Contributors
Bala Balaiah, Data and Analytics Practice Lead
William Boyd, Data Engineer
AWS’ QuickSight allows for the quick building of visualizations for business insights. After loading in datasets, QuickSight will enable you to generate graphs quickly, give you detailed insights into your data with minimal effort, and allow you to harness some of AWS’ ML power to create forecasts and find anomalies in our data. With a new addition to QuickSight, Q will enable users to ask plain language questions about their data and receive answers and even charts which answer their questions. This blog post walks through loading a dataset into QuickSight, drawing up charts, and getting Q up and running on your published dashboard.
For this example, we will be using the Avocado Prices dataset from Kaggle. This dataset contains a CSV file containing the records of avocado pricing and sales across regions and years.

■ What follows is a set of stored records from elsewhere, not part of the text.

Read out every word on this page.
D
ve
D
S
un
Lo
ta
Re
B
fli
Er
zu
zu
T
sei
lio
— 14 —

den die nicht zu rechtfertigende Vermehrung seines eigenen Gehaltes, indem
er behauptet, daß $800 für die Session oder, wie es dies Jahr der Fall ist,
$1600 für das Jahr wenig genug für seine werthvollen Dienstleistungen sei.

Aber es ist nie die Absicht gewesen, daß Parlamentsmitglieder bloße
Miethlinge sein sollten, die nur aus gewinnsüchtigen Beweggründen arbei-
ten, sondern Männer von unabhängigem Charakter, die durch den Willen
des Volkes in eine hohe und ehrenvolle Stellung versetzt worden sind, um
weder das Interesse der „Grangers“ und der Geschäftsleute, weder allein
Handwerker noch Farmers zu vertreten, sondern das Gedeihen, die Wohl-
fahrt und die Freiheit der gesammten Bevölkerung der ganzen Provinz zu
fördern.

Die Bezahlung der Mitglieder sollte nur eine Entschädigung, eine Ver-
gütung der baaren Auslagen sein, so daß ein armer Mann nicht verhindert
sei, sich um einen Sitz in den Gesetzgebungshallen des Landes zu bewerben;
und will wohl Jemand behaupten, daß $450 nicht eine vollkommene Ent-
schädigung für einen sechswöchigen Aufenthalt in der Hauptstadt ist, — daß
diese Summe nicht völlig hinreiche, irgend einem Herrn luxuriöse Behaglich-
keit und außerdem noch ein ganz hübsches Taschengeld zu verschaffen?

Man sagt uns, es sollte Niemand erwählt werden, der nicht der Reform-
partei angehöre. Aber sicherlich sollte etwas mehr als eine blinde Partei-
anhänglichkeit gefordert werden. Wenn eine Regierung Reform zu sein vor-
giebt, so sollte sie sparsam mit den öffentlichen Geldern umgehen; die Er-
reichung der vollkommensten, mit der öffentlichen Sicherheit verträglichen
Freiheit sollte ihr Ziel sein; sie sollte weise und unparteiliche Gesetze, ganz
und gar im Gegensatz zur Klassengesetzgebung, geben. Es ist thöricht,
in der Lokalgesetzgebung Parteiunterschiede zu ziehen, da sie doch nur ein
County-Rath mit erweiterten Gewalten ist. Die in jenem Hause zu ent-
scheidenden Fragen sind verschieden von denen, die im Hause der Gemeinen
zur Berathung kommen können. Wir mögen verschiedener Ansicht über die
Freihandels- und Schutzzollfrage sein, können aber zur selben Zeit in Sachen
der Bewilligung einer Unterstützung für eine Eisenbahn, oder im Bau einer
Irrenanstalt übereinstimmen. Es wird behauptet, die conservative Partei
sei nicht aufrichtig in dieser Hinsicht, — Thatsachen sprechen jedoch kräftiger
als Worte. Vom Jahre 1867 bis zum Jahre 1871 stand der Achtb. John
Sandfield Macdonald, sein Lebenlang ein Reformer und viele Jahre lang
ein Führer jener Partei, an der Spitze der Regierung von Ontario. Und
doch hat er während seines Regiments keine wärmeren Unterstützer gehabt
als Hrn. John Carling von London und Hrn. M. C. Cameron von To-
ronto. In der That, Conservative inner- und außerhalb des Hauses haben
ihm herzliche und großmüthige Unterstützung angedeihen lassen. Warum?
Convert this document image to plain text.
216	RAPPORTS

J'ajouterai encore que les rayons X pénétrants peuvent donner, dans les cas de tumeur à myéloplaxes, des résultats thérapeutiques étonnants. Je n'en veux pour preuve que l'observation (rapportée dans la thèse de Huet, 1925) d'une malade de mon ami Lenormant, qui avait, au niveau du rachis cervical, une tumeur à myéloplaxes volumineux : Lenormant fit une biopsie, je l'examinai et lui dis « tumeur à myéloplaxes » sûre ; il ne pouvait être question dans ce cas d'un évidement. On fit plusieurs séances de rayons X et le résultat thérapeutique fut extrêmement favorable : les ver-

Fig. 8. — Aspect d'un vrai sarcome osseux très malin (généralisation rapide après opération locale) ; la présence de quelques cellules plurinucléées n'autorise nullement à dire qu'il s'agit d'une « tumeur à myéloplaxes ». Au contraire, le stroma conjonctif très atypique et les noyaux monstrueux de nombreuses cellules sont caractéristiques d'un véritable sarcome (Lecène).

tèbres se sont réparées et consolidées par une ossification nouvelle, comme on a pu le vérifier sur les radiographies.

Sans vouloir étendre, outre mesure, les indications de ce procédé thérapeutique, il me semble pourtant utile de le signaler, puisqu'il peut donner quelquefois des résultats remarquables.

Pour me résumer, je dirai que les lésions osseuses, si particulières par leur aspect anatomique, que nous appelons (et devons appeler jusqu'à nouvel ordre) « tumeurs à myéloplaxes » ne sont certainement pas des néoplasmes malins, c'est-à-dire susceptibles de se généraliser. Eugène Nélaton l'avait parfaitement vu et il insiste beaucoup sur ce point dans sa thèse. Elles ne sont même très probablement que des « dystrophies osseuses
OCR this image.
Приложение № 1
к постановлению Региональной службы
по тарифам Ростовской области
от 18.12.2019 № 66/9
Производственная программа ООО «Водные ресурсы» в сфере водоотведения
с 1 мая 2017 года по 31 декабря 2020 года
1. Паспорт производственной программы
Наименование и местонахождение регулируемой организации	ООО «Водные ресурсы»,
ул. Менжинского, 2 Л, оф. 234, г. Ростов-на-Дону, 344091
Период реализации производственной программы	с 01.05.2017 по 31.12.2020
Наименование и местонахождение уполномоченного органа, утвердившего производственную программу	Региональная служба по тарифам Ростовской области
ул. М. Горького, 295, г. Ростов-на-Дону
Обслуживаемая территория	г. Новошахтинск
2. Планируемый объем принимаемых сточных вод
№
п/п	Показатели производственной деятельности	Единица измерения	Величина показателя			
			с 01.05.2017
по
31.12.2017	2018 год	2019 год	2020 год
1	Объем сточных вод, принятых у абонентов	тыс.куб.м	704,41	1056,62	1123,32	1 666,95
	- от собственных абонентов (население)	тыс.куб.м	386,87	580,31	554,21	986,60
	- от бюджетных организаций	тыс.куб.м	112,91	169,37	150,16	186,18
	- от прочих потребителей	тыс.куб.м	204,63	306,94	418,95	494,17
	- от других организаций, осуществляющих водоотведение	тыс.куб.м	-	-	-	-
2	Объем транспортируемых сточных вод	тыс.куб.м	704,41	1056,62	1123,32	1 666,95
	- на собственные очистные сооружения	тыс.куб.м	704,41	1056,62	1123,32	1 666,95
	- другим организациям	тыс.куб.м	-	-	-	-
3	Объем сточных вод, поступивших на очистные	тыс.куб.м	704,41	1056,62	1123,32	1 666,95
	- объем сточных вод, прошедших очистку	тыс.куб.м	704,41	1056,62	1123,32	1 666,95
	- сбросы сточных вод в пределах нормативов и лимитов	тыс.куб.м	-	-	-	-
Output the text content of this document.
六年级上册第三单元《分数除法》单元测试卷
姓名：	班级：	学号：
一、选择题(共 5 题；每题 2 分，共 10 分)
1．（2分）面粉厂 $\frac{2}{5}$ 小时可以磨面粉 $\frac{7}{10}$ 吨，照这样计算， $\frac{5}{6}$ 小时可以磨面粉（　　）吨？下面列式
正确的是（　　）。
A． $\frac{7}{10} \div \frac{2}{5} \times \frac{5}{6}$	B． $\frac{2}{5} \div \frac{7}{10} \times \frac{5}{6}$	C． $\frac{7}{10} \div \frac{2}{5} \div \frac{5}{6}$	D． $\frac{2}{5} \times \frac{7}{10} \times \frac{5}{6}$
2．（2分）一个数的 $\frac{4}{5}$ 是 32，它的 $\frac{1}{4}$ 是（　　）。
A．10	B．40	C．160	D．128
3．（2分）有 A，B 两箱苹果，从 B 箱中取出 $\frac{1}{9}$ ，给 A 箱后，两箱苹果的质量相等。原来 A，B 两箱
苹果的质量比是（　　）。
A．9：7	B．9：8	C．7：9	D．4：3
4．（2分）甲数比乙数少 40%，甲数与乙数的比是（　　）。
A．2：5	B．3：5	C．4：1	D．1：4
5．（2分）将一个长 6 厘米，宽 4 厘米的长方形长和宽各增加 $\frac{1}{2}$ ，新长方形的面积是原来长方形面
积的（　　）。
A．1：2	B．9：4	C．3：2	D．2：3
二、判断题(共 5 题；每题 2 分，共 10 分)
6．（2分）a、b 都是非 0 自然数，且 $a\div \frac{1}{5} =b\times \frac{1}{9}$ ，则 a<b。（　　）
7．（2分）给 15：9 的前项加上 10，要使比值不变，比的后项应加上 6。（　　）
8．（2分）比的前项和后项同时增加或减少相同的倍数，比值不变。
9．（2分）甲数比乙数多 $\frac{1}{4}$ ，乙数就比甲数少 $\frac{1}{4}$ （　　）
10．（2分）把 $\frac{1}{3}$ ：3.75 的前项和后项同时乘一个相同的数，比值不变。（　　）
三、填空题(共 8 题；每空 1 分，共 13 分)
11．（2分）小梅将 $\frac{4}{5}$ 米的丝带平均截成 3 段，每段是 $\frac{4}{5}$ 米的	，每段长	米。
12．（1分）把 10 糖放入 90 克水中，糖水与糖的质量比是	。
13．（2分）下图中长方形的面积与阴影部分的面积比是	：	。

The first step is loading the data into a dataset on QuickSight. Start by heading over to QuickSight and clicking on “Datasets” on the left side of the screen, then “New dataset.” Select “Upload a file” and choose the CSV we downloaded earlier. If you have decided to use other data sources, select the appropriate options below.
After uploading the CSV, select “Edit / Prepare Data.” This section details how to make edits to make the data easier to work with. For example, change the column names from the product “Price Lookup Code” to business-friendly terminology. After uploading out data, select the “Edit / Prepare Data” button to begin. On this screen we will see a small window with a sample of our dataset. Click on the top of the columns titled “4046”, “4225”, and “4770” and rename them “Small Avocado,” “Large Avocado,” and “Extra Large Avocado,” respectively. Then select “Publish and Visualize”. Here we can play around with the data for a few minutes to get a basic read of what we have. Try selecting different columns and QuickSight will automatically generate a graph for you.
Navigate to the main screen of Quicksight and select “Topics”, which enables to create a new Q Topic. The Q Topic allows users to ask free-form questions about the dataset. Create a new topic and give it a meaningful name, in our case, “Avocado Example Topic.” Click next and look for the dataset in the drop-down menu. After selecting, Quicksight will first pass through the dataset to set up basic configurations.
Now that the topic is set up you can configure it to get the most out of the data when asking questions. The first step is to go to the data tab to see all the column names and select which ones Q will use based on the business use case. The most important part of the process is filling in synonyms for the columns. This allows business users to word their questions using business-friendly terms which Q will still understand. QuickSight fills in an initial set of synonyms for different categories and allows users to edit the columns to add more synonyms. For example, one can add “Extra Large Bags” as a synonym for “XLarge Bags,” and “mini avocado” as a synonym for “small avocado.” You can also click on a section to learn how it will format the data, examples of that column, and what type of data it is.
After the data is configured, QuickSight users can ask Q questions about the dataset. Ensure you select the right topic in the Q search bar and start asking questions. An example question for this dataset is to ask, “Extra Large Avocados sold per month.” Q will generate a graph showing the sum of “XLarge” avocados sold monthly. Here we can see the synonym set up earlier at work. You can click the little bar chart icon to customize the visualization further. You can also click on the lightbulb icon to gain insights about the selected data. A click on the “Forecast” button will use a Random-Cut Forrest machine learning model to predict what your data will look like in the future.
Now that topic is configured, we can use it on our dashboard. After setting up a dashboard with our dataset, we can ask Q questions and load the graphs created by it into our dashboard. Now that Q is all set up on the dataset, you can play around with asking queries and tweaking the charts being returned to create a visualization showing trends in the data. As we can see QuickSight and Q are potent tools to derive deep insights with users who don’t have SQL or AI/ML background.